Eredità Ricci, parla Guglielmo: «Lui non si fidava delle banche»

Ieri mattina in tribunale si è presentato il medico a processo per circonvenzione di incapace che ha rigettato le accuse: «Diversi gli episodi che destavano sospetti sulla gestione patrimoniale»

BELLUNO. Ha deciso di rilasciare spontanee dichiarazioni, quindi, senza possibilità di essere sottoposto ad ulteriori domande il dottor Maurizio Guglielmo che ieri, dopo tanti rinvii, si è presentato in tribunale insieme con l’anziana mamma.

Ha parlato per oltre un’ora Guglielmo, imputato di circonvenzione di incapace nella vicenda dell’eredità milionaria di Guido Ricci. Nelle sue dichiarazioni, che hanno seguito quelle della madre, il medico ha anticipato la volontà di depositare «migliaia di pagine» a sua difesa, promettendo di parlare «finché le cattive condizioni di salute, pervenutemi in seguito a questo procedimento, mi permetteranno».

Tre i punti su cui si è soffermato: da un lato i rapporti di amicizia di Ricci con la sua famiglia, quelli del defunto con le banche «dove i suoi soldi non crescevano malgrado i tanti affitti che depositava», anzi diminuivano, e «così ci ha chiesto aiuto per spostare i soldi altrove», ed infine il famoso “plan bleu”, quel documento trovato su uno dei computer di casa Guglielmo che, secondo l’accusa era una sorta di vademecum per “raggirare” Ricci e che invece il medico ha sottolineato essere non solo «non opera mia assolutamente», ma piuttosto un documento a difesa degli anziani contro le truffe.
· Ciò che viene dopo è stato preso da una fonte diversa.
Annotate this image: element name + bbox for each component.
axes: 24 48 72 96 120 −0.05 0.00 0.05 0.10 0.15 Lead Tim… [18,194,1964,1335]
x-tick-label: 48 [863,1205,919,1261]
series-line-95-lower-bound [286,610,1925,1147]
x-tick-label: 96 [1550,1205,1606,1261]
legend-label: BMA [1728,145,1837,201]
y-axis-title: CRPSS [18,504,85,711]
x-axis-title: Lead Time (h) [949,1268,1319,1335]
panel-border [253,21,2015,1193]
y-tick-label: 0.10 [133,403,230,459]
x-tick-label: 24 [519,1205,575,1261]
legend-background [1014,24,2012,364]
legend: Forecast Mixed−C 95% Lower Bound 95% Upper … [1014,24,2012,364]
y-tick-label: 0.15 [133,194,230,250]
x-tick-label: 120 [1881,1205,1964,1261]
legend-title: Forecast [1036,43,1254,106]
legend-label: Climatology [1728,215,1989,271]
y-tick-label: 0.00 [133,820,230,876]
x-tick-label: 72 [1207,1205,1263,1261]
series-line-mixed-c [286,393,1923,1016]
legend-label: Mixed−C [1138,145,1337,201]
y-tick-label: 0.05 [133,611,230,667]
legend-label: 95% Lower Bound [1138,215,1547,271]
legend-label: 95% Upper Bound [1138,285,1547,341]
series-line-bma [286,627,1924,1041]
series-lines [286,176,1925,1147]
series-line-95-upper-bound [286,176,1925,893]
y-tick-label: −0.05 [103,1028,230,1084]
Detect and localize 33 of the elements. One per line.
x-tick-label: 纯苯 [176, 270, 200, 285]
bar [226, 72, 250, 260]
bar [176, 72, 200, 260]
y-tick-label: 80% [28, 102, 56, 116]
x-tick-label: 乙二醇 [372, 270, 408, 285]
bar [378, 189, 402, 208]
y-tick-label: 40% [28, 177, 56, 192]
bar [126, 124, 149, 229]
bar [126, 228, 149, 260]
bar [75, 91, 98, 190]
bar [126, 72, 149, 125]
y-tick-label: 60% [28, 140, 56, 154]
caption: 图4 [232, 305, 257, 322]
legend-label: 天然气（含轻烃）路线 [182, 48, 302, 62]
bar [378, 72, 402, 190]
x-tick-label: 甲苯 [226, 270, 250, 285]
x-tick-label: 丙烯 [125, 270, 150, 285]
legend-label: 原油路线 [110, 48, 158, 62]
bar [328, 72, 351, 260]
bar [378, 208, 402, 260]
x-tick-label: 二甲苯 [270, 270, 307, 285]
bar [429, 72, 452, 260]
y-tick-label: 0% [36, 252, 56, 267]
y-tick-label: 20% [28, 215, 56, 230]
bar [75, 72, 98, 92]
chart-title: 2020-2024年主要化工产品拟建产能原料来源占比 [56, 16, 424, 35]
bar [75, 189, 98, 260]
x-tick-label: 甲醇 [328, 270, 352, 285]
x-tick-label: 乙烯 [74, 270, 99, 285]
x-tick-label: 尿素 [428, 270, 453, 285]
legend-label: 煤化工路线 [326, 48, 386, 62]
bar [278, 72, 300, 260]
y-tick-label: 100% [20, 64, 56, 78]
Il medico è partito descrivendo i rapporti di amicizia che da anni legavano la sua famiglia con Ricci che «veniva a pranzo diverse volte a settimana o passava a prendere il caffè o il tè portando sempre o una bottiglia di vino o cioccolatini o caramelle». Riunioni «conviviali in cui non abbiamo mai chiesto dei suoi affari, a parte quando, alla morte del fratello di Ricci, due episodi hanno iniziato a insospettire mio padre, funzionario di polizia». Dopo questo lutto, Guido Ricci, secondo quanto raccontato dal medico, avrebbe raccontato che per la successione la vicina di casa si sarebbe presentata dicendo che servivano ancora 250 mila euro per terminare le operazioni all’Agenzia delle Entrate di Venezia. L’anziano, quindi, si era recato in banca per chiedere i soldi. Ma a quel punto, la famiglia Guglielmo, e in particolare il padre, si sarebbe insospettito e, chiamata l’Agenzia, si sarebbe sentito dire che la pratica era in ordine e non servivano altri pagamenti, per cui quei 250 mila euro erano stati poi nuovamente depositati.

Guglielmo ha poi evidenziato come «i soldi depositati nelle due banche da Ricci non fruttavano nulla, anzi una volta, a fronte di un investimento di 1.141.000 euro, nel giro di 11 mesi l’anziano avrebbe perso il 26% rispetto al capitale investito, pari a oltre 278 mila euro». Per l’imputato, quindi, era il comportamento degli istituti di credito a destare sospetti. «E questo lo dimostrano appunto le perdite subite da Ricci, un uomo di 75 anni, malato gravemente, che stava in piedi a stento e che aveva sottoscritto investimenti in obbligazioni bancarie, ad alto rischio. Non era stato portato a diversificare i suoi investimenti», come sarebbe stato logico pensare. Su questo fronte la difesa, l’avvocato Paolo Patelmo ha chiesto al giudice Scolozzi di avere un’integrazione di prove ascoltando alcuni consulenti bancari, richiedendo alle banche la Mifid, il questionario che fa capire il grado di rischio che può sopportare il cliente, oltre che sottoponendo a perizia psicocalligrafica i testamenti di Ricci che indicava Guglielmo come suo erede, ma l’istanza è stata rigettata in quanto «non necessaria». L’avvocato Patelmo ha inoltre ripresentato la richiesta di ricusazione del giudice Scolozzi alla Corte d’appello di Venezia. Guglielmo, infine, ha dichiarato di non aver mai dettato a Ricci il testamento «gli amici si aiutano senza chiedere regali», e nemmeno di averlo istruito a superare alcuni test psicologici. Si torna in aula il 3 maggio per la discussione.